Quatre bébés balbuzards pêcheurs nés dans les Landes à la réserve du Marais d’Orx et visibles via une caméra

Quatre bébés balbuzards pêcheurs nés dans les Landes à la réserve du Marais d’Orx et visibles via une caméra
Quatre bébés balbuzards pêcheurs nés dans les Landes à la réserve du Marais d’Orx et visibles via une caméra

On les voit à peine, si petits, se tortiller au fond de ce grand nid. Quatre bébés balbuzards sont sortis ces derniers jours dans la réserve naturelle du marais d’Orx (Landes). L’équipe du site le sait car une caméra est installée au-dessus du nid depuis 2021. Un programme de réintroduction a été lancé pour cette espèce menacée en 2018. Et dans les Landes, cela porte ses fruits.

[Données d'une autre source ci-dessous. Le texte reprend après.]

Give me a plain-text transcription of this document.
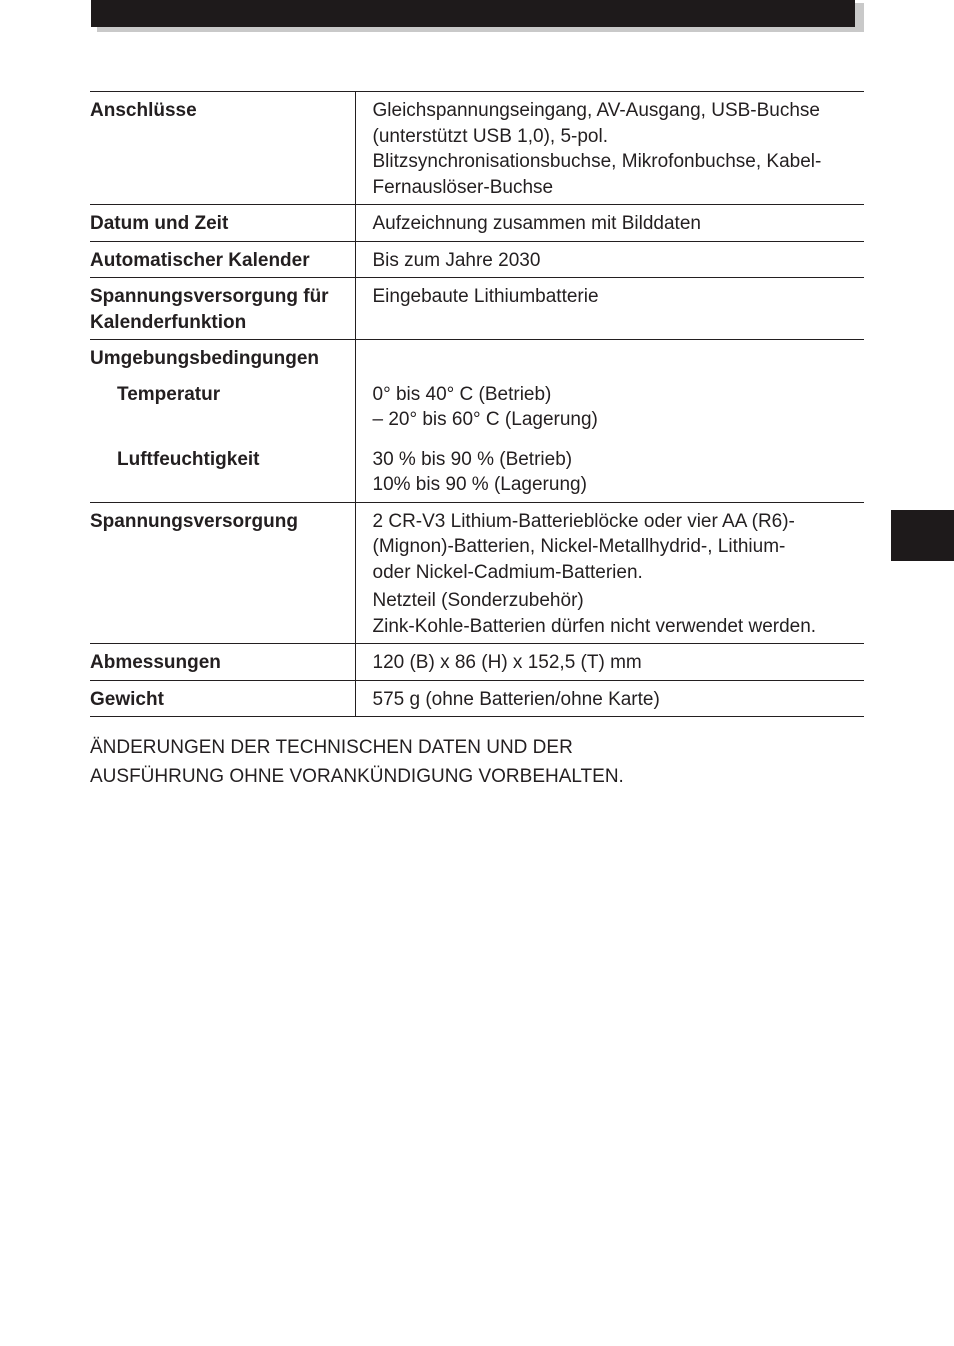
Anschlüsse	Gleichspannungseingang, AV-Ausgang, USB-Buchse
(unterstützt USB 1,0), 5-pol.
Blitzsynchronisationsbuchse, Mikrofonbuchse, Kabel-
Fernauslöser-Buchse

Datum und Zeit	Aufzeichnung zusammen mit Bilddaten

Automatischer Kalender	Bis zum Jahre 2030

Spannungsversorgung für
Kalenderfunktion	Eingebaute Lithiumbatterie

Umgebungsbedingungen	
Temperatur	0° bis 40° C (Betrieb)
– 20° bis 60° C (Lagerung)

Luftfeuchtigkeit	30 % bis 90 % (Betrieb)
10% bis 90 % (Lagerung)

Spannungsversorgung	2 CR-V3 Lithium-Batterieblöcke oder vier AA (R6)-
(Mignon)-Batterien, Nickel-Metallhydrid-, Lithium-
oder Nickel-Cadmium-Batterien.
Netzteil (Sonderzubehör)
Zink-Kohle-Batterien dürfen nicht verwendet werden.

Abmessungen	120 (B) x 86 (H) x 152,5 (T) mm

Gewicht	575 g (ohne Batterien/ohne Karte)
ÄNDERUNGEN DER TECHNISCHEN DATEN UND DER
AUSFÜHRUNG OHNE VORANKÜNDIGUNG VORBEHALTEN.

Selon l’endroit où vous regardez, vous aurez peut-être la chance de voir la maman, le papa, parfois les deux. Et parfois toute la famille. Ce couple de balbuzards pêcheurs, qui ont élu domicile ici en 2021, ainsi que leurs quatre poussins. Le plus âgé a une semaine, le plus jeune quelques jours. Surtout, n’oubliez pas d’allumer le son, vous pourrez entendre leurs gazouillis.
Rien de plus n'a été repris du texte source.